The Holy Grail of Horsemanship

 

I know you got all excited reading the title of this article, but there is no Holy Grail of training horses. When I first became interested in training horses rather than just riding them, I thought there must be some magical SOMETHING that “good” trainers knew that was the key to their success. Surely, there must be some essential bit of knowledge, and once I possessed it when I too would be a “good” trainer.  I eventually learned that there is no such thing.

To learn to be “good” is not even really a realistic goal. What is a “good” trainer, anyway? To my mind it is someone who is effective at communicating with a horse, regardless of discipline. I have distilled that effective trainers have toolkits of knowledge that they can apply to horses as individuals to achieve results. As someone once told me, the difference between an amateur and a professional is that amateurs have the ability to do anything with most horses given enough time and inclination. Professionals MUST be able to do anything with almost all horses in limited time, regardless of whether or not they like the horse.
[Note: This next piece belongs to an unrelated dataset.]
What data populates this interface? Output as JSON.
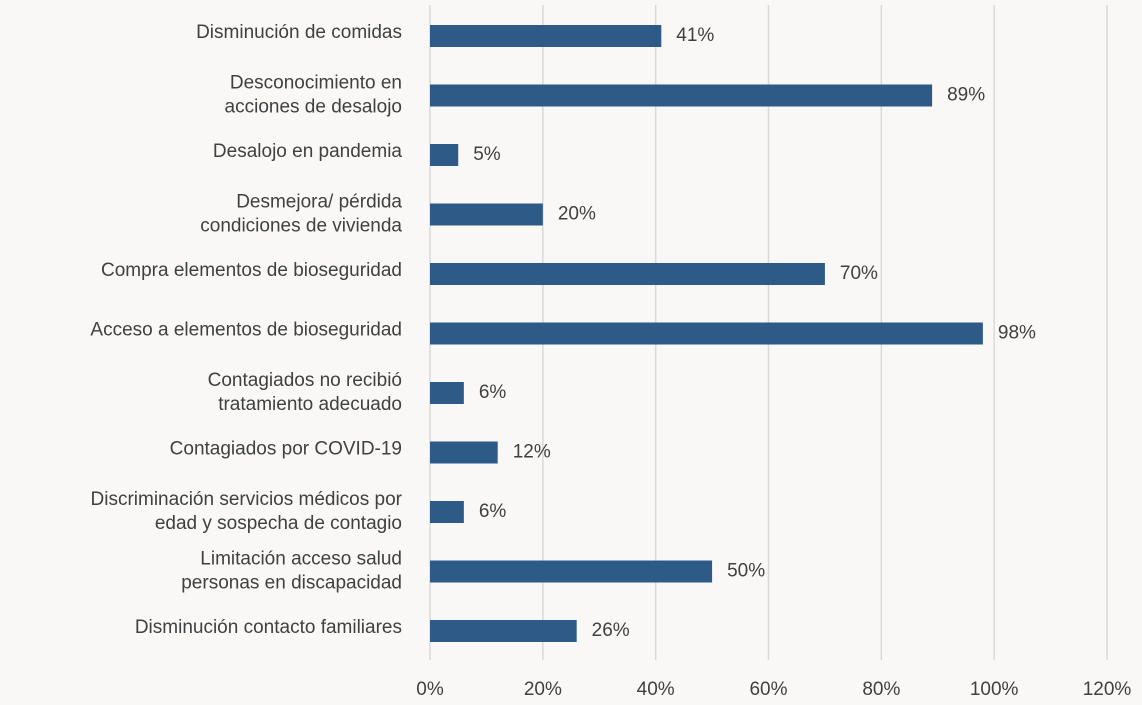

This means a toolkit for effective communication.

No matter what a trainer is teaching a horse to do, there are several things we all have had to learn: feel for timing of aids on the ground and under saddle, an eye for movement, patience, and a love for the process.
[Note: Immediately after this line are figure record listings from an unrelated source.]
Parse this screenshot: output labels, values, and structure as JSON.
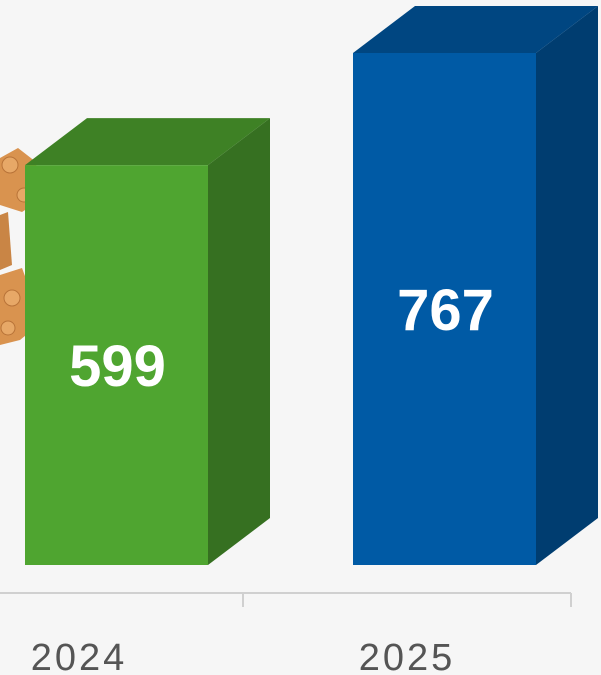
{
  "chart_data": {
    "type": "bar3d",
    "categories": [
      "2024",
      "2025"
    ],
    "values": [
      599,
      767
    ],
    "colors": [
      "#4fa530",
      "#005aa5"
    ]
  }
}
Learning feel is what stumps some people. “Feel” is an elusive, ephemeral thing that always flits around just out of reach. If you are lucky enough to ride a great movement one day, you must develop the ability to code that feeling so that you can achieve it next time and the next. Feeling on the ground goes along with an eye for movement. Musicians develop ears, we as trainers develop eyes. When we are working a horse, trainers see and feel correct movement together and push the horse towards better balance on the basis of that information. Patience is the ability to let go of your days training schedule and spend four hours teaching a nervous baby horse how to load into the trailer, or spending 3 months getting a stiff horse to loosen the shoulder, or any number of potentially frustrating situations that horses constantly throw at us. The love of the process has to be the thing that gets you out of bed in the morning. Perfection is unattainable; there is no end to the process of training a horse. There is always one more thing to work on.

The pursuit of these skills and traits is the closest we can get to the holy grail of horsemanship.